DNS — Domain Name System

DNS is the internet's phone book — it translates human-readable hostnames (e.g., google.com) into IP addresses. It's a hierarchical, distributed database.

// DNS resolution for "www.example.com":
1. Browser cache? → use it
2. OS resolver cache (/etc/hosts)? → use it
3. Recursive resolver (ISP or 8.8.8.8):
   a. Ask root nameserver → "I don't know, ask .com TLD server"
   b. Ask .com TLD server  → "I don't know, ask example.com nameserver"
   c. Ask example.com NS   → "www is at 93.184.216.34"
4. Cache result with TTL, return to browser

// Record types:
A     → IPv4 address
AAAA  → IPv6 address
CNAME → Canonical name alias (redirect to another hostname)
MX    → Mail exchange server
TXT   → Arbitrary text (SPF, DKIM, domain verification)

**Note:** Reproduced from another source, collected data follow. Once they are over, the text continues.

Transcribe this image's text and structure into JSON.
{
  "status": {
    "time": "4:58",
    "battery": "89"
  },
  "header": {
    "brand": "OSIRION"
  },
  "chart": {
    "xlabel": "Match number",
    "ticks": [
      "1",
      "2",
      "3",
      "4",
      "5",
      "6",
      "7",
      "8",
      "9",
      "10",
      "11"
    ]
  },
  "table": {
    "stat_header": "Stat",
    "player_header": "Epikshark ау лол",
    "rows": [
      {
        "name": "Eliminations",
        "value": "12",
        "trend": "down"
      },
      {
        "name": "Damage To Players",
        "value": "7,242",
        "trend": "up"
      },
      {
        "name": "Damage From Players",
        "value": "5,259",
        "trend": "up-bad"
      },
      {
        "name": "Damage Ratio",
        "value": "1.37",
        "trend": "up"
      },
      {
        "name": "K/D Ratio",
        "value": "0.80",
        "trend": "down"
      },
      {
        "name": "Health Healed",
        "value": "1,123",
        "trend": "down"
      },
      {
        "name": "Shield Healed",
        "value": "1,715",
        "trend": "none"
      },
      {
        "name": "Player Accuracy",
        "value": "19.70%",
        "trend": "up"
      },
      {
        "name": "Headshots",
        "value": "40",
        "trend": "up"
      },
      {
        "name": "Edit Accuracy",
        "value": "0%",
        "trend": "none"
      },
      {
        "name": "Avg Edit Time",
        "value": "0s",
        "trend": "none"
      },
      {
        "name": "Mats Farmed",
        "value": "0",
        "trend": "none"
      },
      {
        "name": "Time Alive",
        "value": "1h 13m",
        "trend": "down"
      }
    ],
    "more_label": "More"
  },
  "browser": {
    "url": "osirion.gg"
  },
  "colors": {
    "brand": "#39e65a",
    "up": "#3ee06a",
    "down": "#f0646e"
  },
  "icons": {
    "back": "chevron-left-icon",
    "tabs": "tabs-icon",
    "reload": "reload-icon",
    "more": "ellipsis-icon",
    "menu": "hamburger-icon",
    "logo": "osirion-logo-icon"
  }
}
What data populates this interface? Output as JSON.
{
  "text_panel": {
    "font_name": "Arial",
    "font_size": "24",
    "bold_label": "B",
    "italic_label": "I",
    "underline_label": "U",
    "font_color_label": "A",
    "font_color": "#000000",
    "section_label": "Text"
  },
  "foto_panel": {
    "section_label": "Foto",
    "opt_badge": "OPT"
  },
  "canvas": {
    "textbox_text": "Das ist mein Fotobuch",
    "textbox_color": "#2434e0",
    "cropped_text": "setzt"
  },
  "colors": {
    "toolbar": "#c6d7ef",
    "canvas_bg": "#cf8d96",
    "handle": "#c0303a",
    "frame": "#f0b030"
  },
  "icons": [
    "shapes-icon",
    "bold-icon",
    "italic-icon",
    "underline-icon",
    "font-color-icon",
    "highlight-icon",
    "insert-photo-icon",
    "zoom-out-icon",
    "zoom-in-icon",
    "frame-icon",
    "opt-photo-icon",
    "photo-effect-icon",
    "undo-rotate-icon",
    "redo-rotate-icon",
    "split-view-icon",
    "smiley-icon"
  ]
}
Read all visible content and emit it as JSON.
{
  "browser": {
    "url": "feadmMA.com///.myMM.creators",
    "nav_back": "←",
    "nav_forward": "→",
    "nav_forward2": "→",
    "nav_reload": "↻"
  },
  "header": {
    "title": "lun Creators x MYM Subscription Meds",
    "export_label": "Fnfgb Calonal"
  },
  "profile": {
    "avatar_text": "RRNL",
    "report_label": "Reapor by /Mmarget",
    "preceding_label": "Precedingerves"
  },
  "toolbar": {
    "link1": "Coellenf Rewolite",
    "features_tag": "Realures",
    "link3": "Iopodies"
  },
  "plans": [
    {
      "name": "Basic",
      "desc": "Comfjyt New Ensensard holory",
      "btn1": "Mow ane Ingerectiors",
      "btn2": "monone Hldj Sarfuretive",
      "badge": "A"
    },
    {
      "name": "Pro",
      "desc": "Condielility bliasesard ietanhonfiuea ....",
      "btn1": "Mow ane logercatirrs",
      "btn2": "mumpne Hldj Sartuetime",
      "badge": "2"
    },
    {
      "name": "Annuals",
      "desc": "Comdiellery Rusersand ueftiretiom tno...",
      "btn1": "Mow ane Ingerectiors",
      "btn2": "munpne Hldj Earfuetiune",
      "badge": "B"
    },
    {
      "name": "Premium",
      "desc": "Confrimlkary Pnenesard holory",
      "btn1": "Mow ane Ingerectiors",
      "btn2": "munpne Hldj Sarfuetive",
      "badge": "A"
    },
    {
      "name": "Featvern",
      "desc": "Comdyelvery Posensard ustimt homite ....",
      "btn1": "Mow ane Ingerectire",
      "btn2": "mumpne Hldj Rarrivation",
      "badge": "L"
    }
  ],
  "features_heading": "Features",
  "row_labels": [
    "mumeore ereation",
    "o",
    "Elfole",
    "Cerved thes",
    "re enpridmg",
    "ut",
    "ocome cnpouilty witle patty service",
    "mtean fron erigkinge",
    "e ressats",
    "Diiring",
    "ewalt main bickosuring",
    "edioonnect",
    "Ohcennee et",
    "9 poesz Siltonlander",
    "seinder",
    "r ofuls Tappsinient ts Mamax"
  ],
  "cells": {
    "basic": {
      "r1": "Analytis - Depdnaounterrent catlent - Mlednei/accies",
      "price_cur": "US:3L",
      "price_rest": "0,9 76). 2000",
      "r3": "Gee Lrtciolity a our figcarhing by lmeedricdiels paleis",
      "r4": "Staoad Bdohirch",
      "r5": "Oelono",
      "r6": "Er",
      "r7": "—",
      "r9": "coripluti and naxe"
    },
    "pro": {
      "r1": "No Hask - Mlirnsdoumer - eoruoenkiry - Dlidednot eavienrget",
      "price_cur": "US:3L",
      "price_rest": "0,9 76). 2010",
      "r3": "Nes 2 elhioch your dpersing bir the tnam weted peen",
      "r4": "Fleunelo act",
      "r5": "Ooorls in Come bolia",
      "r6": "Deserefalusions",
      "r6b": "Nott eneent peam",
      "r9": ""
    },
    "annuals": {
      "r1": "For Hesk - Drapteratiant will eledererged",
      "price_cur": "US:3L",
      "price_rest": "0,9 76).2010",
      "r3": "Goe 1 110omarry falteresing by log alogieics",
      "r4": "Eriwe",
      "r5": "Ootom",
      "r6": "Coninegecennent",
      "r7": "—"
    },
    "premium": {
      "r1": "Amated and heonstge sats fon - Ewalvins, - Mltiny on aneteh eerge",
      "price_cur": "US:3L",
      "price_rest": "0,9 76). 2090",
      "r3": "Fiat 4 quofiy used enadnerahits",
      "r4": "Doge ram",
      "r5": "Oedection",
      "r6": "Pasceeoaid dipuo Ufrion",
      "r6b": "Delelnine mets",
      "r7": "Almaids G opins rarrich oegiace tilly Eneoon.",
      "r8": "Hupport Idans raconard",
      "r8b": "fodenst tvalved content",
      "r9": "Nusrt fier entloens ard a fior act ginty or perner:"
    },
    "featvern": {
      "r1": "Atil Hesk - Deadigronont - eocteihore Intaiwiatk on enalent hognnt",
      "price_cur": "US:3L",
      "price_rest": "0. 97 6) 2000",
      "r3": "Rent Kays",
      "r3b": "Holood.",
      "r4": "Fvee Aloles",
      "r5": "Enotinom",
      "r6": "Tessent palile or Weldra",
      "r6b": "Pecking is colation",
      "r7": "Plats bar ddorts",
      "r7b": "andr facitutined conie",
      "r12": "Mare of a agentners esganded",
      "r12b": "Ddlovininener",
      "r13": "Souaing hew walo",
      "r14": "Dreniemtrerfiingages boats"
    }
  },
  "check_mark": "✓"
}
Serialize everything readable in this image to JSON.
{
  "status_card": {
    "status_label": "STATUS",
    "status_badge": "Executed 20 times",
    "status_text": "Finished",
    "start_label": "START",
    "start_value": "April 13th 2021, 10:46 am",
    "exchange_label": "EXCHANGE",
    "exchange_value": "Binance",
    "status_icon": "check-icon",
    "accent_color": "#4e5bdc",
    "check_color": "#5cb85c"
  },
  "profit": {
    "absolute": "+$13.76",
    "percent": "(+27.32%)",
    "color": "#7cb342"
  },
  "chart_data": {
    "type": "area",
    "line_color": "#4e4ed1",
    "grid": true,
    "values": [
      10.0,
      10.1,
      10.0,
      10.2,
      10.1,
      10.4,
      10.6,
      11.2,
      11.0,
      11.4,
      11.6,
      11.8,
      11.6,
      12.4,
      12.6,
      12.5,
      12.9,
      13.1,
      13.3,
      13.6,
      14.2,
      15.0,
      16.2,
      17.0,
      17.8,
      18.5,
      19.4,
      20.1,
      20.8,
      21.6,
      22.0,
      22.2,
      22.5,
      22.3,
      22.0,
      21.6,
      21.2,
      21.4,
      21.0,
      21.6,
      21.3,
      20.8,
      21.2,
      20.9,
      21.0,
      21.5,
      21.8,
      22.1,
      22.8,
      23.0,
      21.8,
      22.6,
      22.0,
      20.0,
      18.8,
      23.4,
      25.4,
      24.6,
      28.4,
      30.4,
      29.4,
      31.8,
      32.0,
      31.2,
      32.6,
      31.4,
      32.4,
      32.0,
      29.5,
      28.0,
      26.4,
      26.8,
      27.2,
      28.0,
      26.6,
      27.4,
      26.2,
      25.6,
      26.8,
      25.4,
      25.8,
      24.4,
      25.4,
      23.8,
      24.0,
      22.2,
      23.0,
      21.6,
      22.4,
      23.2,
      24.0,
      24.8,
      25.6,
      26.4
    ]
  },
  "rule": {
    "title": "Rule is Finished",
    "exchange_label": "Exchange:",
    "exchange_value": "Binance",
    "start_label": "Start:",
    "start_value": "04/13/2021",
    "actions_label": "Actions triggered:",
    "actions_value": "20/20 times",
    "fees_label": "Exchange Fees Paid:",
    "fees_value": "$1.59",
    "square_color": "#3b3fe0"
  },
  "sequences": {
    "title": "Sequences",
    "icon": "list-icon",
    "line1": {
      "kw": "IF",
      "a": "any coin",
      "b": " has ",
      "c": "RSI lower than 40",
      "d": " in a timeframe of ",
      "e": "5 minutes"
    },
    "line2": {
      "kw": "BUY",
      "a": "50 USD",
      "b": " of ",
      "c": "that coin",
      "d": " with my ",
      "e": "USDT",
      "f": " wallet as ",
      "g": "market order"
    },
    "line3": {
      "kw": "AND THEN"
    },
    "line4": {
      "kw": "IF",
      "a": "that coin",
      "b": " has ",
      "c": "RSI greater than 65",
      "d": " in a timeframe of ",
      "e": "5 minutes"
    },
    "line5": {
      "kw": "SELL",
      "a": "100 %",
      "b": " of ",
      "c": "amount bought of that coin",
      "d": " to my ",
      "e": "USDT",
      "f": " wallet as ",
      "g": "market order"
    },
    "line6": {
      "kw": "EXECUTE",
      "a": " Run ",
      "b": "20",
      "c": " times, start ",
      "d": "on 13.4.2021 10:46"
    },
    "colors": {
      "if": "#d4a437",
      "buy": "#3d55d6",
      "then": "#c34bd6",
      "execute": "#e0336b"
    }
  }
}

TLS — Transport Layer Security

TLS (what people often call SSL) encrypts data between client and server. HTTPS = HTTP over TLS. TLS ensures: confidentiality (encrypted), integrity (tamper detection), and authentication (server identity via certificate).

// TLS 1.3 handshake (simplified)
Client → Server:  ClientHello (supported cipher suites, key share)
Server → Client:  ServerHello (chosen cipher, key share, certificate)
Client:           Verify certificate against trusted CAs
Client → Server:  Finished (encrypted with shared secret)
Server → Client:  Finished
// Handshake complete — all subsequent data is encrypted

// The shared secret is derived via key exchange (e.g., ECDHE)
// without ever transmitting the secret itself over the wire

IP Addressing

Every device on a network has an IP address — a unique identifier. IPv4 uses 32-bit addresses (e.g., 192.168.1.1); IPv6 uses 128-bit (e.g., 2001:db8::1). CIDR notation (e.g., 192.168.1.0/24) specifies a range — the /24 means 24 bits are the network prefix, leaving 8 bits for hosts (256 addresses).

Private IP ranges (RFC 1918): 10.0.0.0/8, 172.16.0.0/12, 192.168.0.0/16. These are not routable on the public internet — NAT (Network Address Translation) maps them to public IPs.

Key Takeaways

  • OSI has 7 layers; in practice, focus on 4 (Transport: TCP/UDP), 3 (Network: IP), and 7 (Application: HTTP/DNS).
  • TCP = reliable, ordered, connection-oriented. UDP = fast, unreliable, connectionless.
  • HTTP is stateless — cookies and sessions add state on top of it.
  • DNS TTL controls how long answers are cached; low TTL means faster propagation, more DNS queries.
  • TLS encrypts with symmetric keys exchanged asymmetrically — the certificate proves who you're talking to.